Saibei jixing 塞北紀行, also called Zhang Dehui jixing 張德輝紀行, or just Jixing 紀行, and during the Ming period 明 (1368-1644) Bianhou jixing 邊堠紀行 (as in the collection Xu shuofu 繼說郛) or Lingbei jixing 嶺北紀行, is a short account on Mongolia from the early Yuan period 元 (1279-1368) written by Zhang Dehui 張德輝 (1195-1274), courtesy name Yaoqing 耀卿, style Yizhai 頤齋, from Jiaocheng 交城 near Taiyuan 太原 (today in Shanxi).

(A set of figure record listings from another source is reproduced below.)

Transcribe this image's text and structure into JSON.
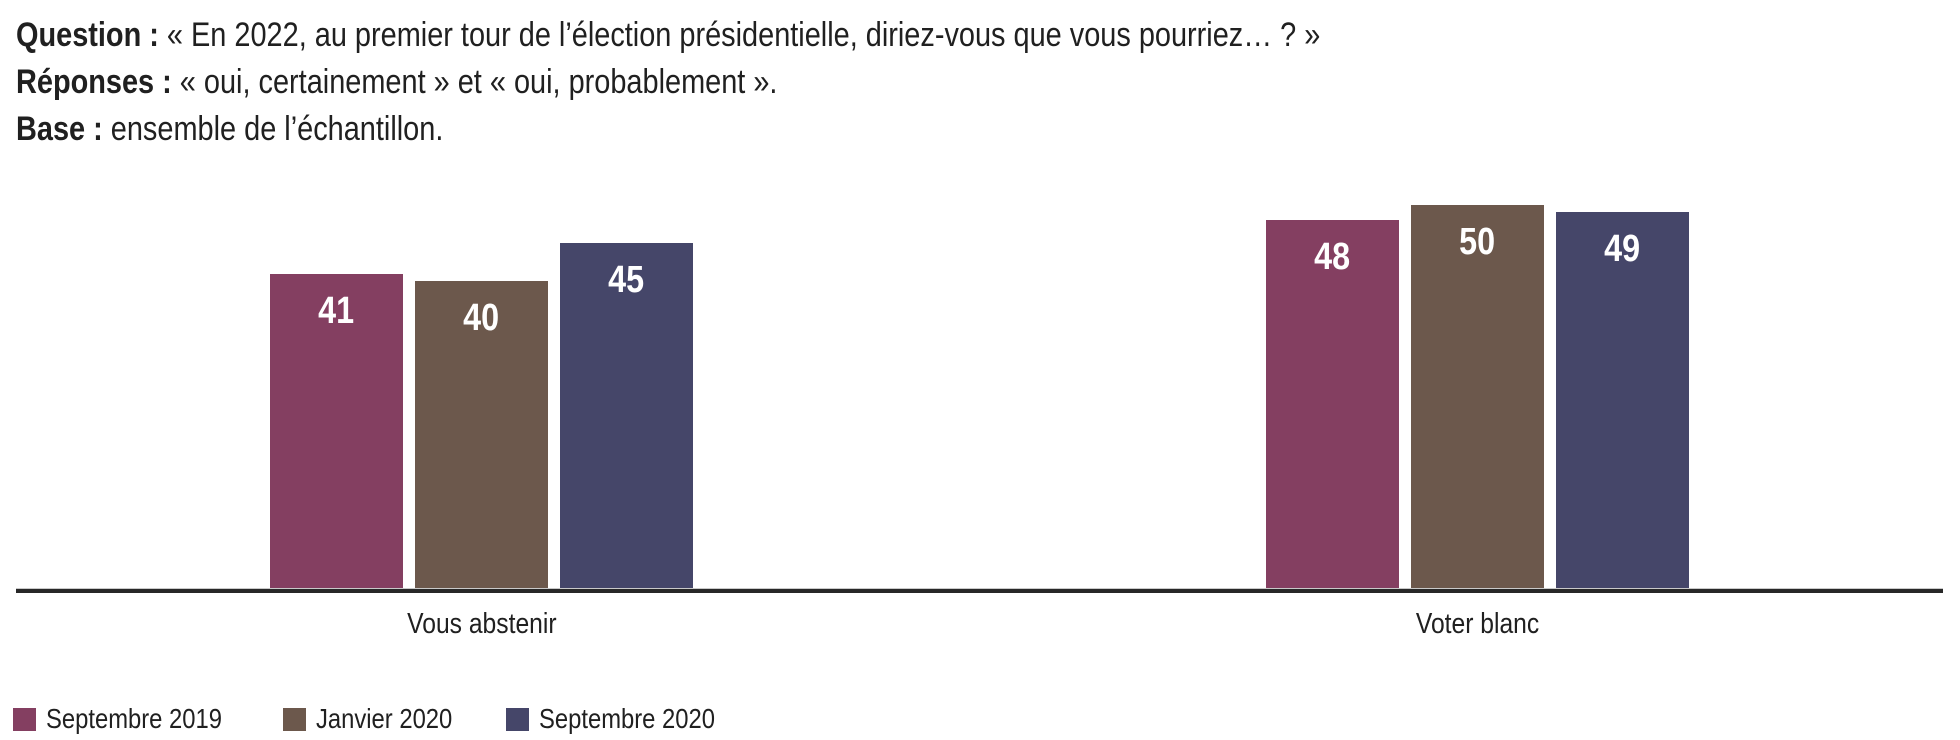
{
  "header": {
    "question_label": "Question :",
    "question_text": " « En 2022, au premier tour de l’élection présidentielle, diriez-vous que vous pourriez… ? »",
    "responses_label": "Réponses :",
    "responses_text": " « oui, certainement » et « oui, probablement ».",
    "base_label": "Base :",
    "base_text": " ensemble de l’échantillon."
  },
  "chart_data": {
    "type": "bar",
    "title": "",
    "categories": [
      "Vous abstenir",
      "Voter blanc"
    ],
    "series": [
      {
        "name": "Septembre 2019",
        "color": "#843F61",
        "values": [
          41,
          48
        ]
      },
      {
        "name": "Janvier 2020",
        "color": "#6C584C",
        "values": [
          40,
          50
        ]
      },
      {
        "name": "Septembre 2020",
        "color": "#454669",
        "values": [
          45,
          49
        ]
      }
    ],
    "unit": "%",
    "ylim": [
      0,
      57
    ],
    "grid": false,
    "value_labels": "inside-top",
    "value_label_color": "#ffffff",
    "axis_line_color": "#282828",
    "legend_position": "bottom-left"
  }
}
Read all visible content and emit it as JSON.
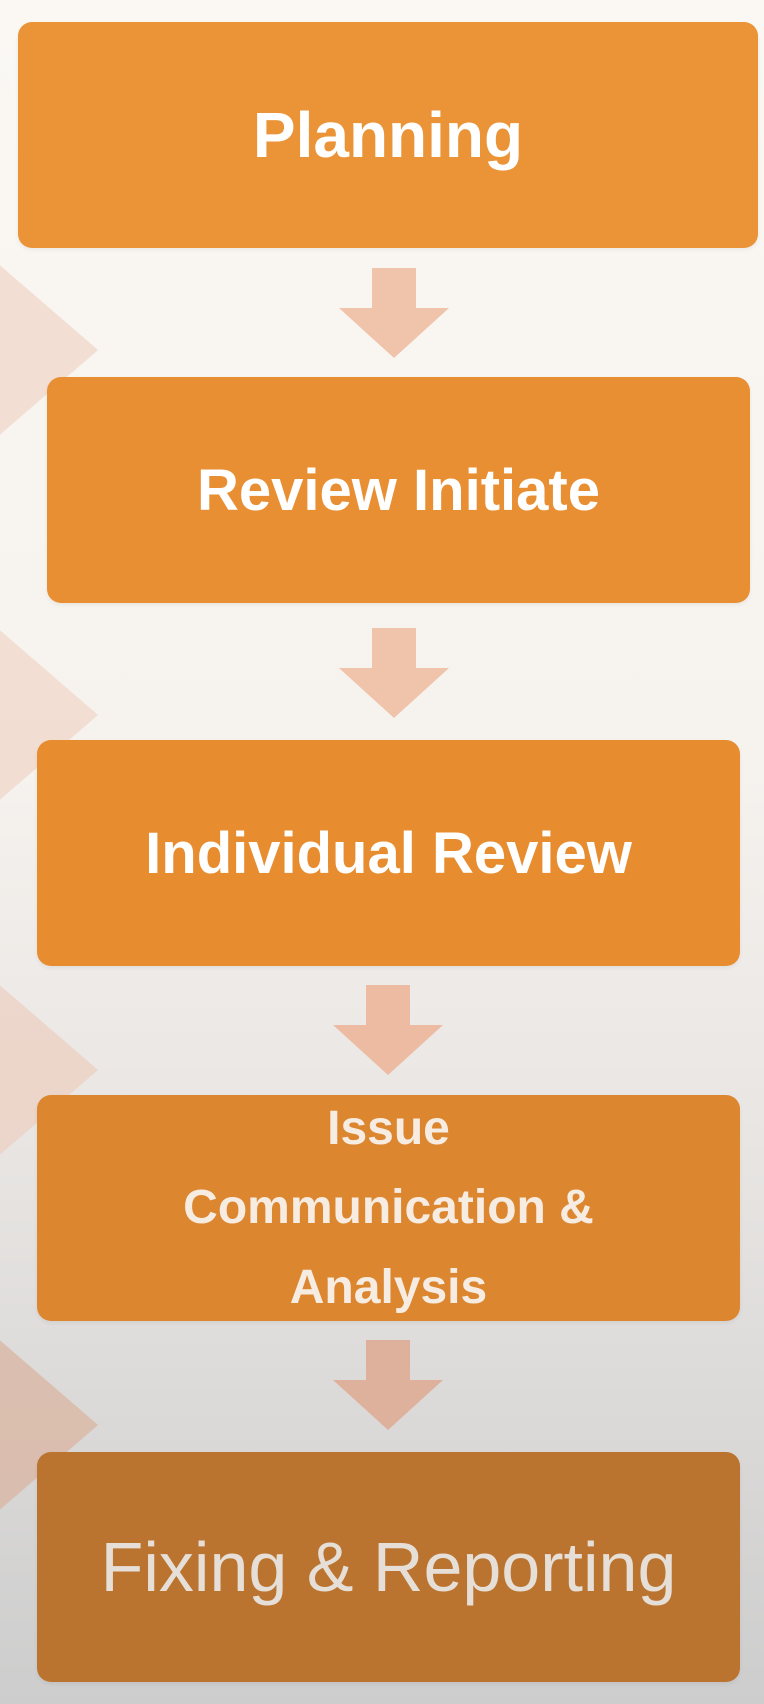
{
  "steps": [
    {
      "label": "Planning"
    },
    {
      "label": "Review Initiate"
    },
    {
      "label": "Individual Review"
    },
    {
      "lines": [
        "Issue",
        "Communication &",
        "Analysis"
      ]
    },
    {
      "label": "Fixing & Reporting"
    }
  ],
  "colors": {
    "box_1": "#ea9337",
    "box_2": "#e98f33",
    "box_3": "#e78d30",
    "box_4": "#dc8630",
    "box_5": "#ba7430",
    "arrow": "#f0c3ab",
    "chevron": "#f1d9cd"
  },
  "icons": {
    "connector": "down-arrow-icon",
    "background_shape": "chevron-shape"
  }
}
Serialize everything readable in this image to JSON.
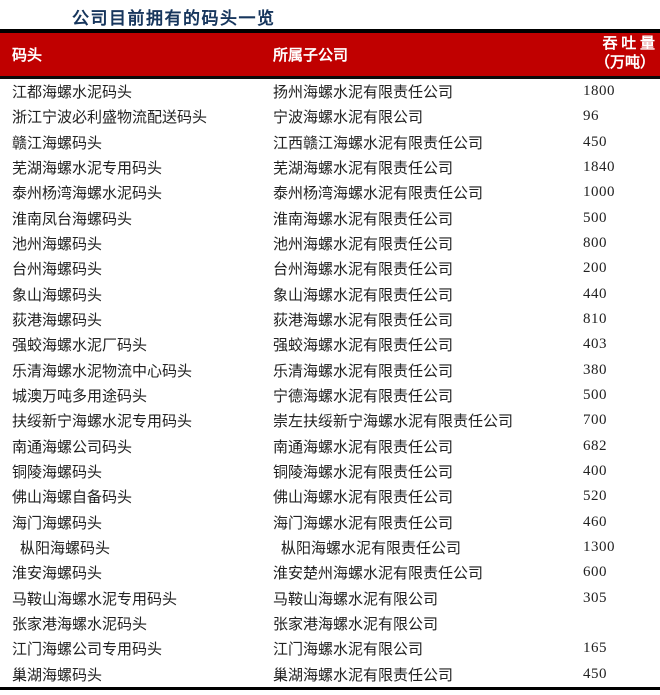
{
  "title": "公司目前拥有的码头一览",
  "colors": {
    "header_bg": "#c00000",
    "header_text": "#ffffff",
    "title_text": "#17365d",
    "border": "#000000",
    "body_text": "#212121"
  },
  "table": {
    "header": {
      "wharf": "码头",
      "subsidiary": "所属子公司",
      "throughput_line1": "吞 吐 量",
      "throughput_line2": "（万吨）"
    },
    "rows": [
      {
        "wharf": "江都海螺水泥码头",
        "subsidiary": "扬州海螺水泥有限责任公司",
        "throughput": "1800",
        "indented": false
      },
      {
        "wharf": "浙江宁波必利盛物流配送码头",
        "subsidiary": "宁波海螺水泥有限公司",
        "throughput": "96",
        "indented": false
      },
      {
        "wharf": "赣江海螺码头",
        "subsidiary": "江西赣江海螺水泥有限责任公司",
        "throughput": "450",
        "indented": false
      },
      {
        "wharf": "芜湖海螺水泥专用码头",
        "subsidiary": "芜湖海螺水泥有限责任公司",
        "throughput": "1840",
        "indented": false
      },
      {
        "wharf": "泰州杨湾海螺水泥码头",
        "subsidiary": "泰州杨湾海螺水泥有限责任公司",
        "throughput": "1000",
        "indented": false
      },
      {
        "wharf": "淮南凤台海螺码头",
        "subsidiary": "淮南海螺水泥有限责任公司",
        "throughput": "500",
        "indented": false
      },
      {
        "wharf": "池州海螺码头",
        "subsidiary": "池州海螺水泥有限责任公司",
        "throughput": "800",
        "indented": false
      },
      {
        "wharf": "台州海螺码头",
        "subsidiary": "台州海螺水泥有限责任公司",
        "throughput": "200",
        "indented": false
      },
      {
        "wharf": "象山海螺码头",
        "subsidiary": "象山海螺水泥有限责任公司",
        "throughput": "440",
        "indented": false
      },
      {
        "wharf": "荻港海螺码头",
        "subsidiary": "荻港海螺水泥有限责任公司",
        "throughput": "810",
        "indented": false
      },
      {
        "wharf": "强蛟海螺水泥厂码头",
        "subsidiary": "强蛟海螺水泥有限责任公司",
        "throughput": "403",
        "indented": false
      },
      {
        "wharf": "乐清海螺水泥物流中心码头",
        "subsidiary": "乐清海螺水泥有限责任公司",
        "throughput": "380",
        "indented": false
      },
      {
        "wharf": "城澳万吨多用途码头",
        "subsidiary": "宁德海螺水泥有限责任公司",
        "throughput": "500",
        "indented": false
      },
      {
        "wharf": "扶绥新宁海螺水泥专用码头",
        "subsidiary": "崇左扶绥新宁海螺水泥有限责任公司",
        "throughput": "700",
        "indented": false
      },
      {
        "wharf": "南通海螺公司码头",
        "subsidiary": "南通海螺水泥有限责任公司",
        "throughput": "682",
        "indented": false
      },
      {
        "wharf": "铜陵海螺码头",
        "subsidiary": "铜陵海螺水泥有限责任公司",
        "throughput": "400",
        "indented": false
      },
      {
        "wharf": "佛山海螺自备码头",
        "subsidiary": "佛山海螺水泥有限责任公司",
        "throughput": "520",
        "indented": false
      },
      {
        "wharf": "海门海螺码头",
        "subsidiary": "海门海螺水泥有限责任公司",
        "throughput": "460",
        "indented": false
      },
      {
        "wharf": "枞阳海螺码头",
        "subsidiary": "枞阳海螺水泥有限责任公司",
        "throughput": "1300",
        "indented": true
      },
      {
        "wharf": "淮安海螺码头",
        "subsidiary": "淮安楚州海螺水泥有限责任公司",
        "throughput": "600",
        "indented": false
      },
      {
        "wharf": "马鞍山海螺水泥专用码头",
        "subsidiary": "马鞍山海螺水泥有限公司",
        "throughput": "305",
        "indented": false
      },
      {
        "wharf": "张家港海螺水泥码头",
        "subsidiary": "张家港海螺水泥有限公司",
        "throughput": "",
        "indented": false
      },
      {
        "wharf": "江门海螺公司专用码头",
        "subsidiary": "江门海螺水泥有限公司",
        "throughput": "165",
        "indented": false
      },
      {
        "wharf": "巢湖海螺码头",
        "subsidiary": "巢湖海螺水泥有限责任公司",
        "throughput": "450",
        "indented": false
      }
    ]
  }
}
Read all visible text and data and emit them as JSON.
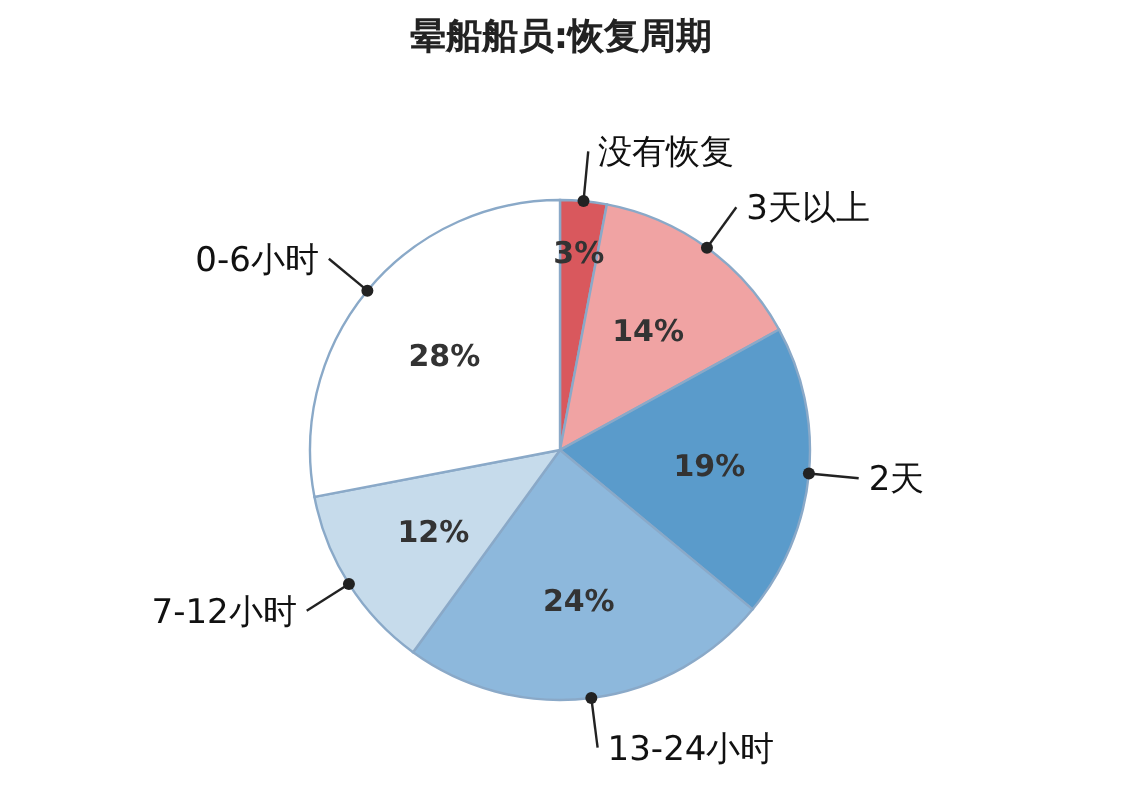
{
  "chart_data": {
    "type": "pie",
    "title": "晕船船员:恢复周期",
    "categories": [
      "没有恢复",
      "3天以上",
      "2天",
      "13-24小时",
      "7-12小时",
      "0-6小时"
    ],
    "values": [
      3,
      14,
      19,
      24,
      12,
      28
    ],
    "colors": [
      "#d9585d",
      "#f0a3a3",
      "#5a9bcb",
      "#8db8dc",
      "#c6dbeb",
      "#ffffff"
    ],
    "value_labels": [
      "3%",
      "14%",
      "19%",
      "24%",
      "12%",
      "28%"
    ]
  }
}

He served the Jin dynasty 金 (1115-1234) in the Censorate (yushitai 御史臺), and then became a registrar (jingli 經歷) of Shi Tianze 史天澤 (1202-1275), commander of Zhending 真定 (today's Zhengding 正定, Hebei). In 1266 he was appointed consultant in the Palace Secretariat (canyi zhongshusheng shi 參議中書省事). Under the rule of Qubilai Qaɣan (Yuan Shizu 元世祖, r. 1260-1294), Zhang was made a Confucian lecturer of the emperor.
His book is a report on Zhang's participation in a travel to Mongolia to welcome Qubilai in 1247. The opening fascicle (juanshou 卷首) is missing. The text covers a journey of ten ten months and speaks of the landscape, mentions the remains of the Great Wall, military posts and fortifications of the Kitans, the pleasure palace of a princess, local tribes, the appearance of the Gobi Desert, and observations of agriculture.
The afterword (ba 跋) written by Hu Xiangrong 胡祥鑅 (jinshi degree 1898) adds information from contemporary authors and is thus of critical value. The first Western scholar interested in this book was the Archimandrite Palladij, Pjotr I. Kafarov (1817-1878), who wrote a critical translation.
The text is found in the series Huangchao fanshu yudi congshu 皇朝藩屬輿地叢書. It is accidentally integrated into the writings of Wang Yun 王惲 (1227-1304), Qiujian ji 秋澗集 (100 Yutang jiahua 玉堂嘉話), and is partially cited by Su Tianjue 蘇天爵 (1294-1352) in his biographical collection Yuanchao mingchen shilüe 元朝名臣事略.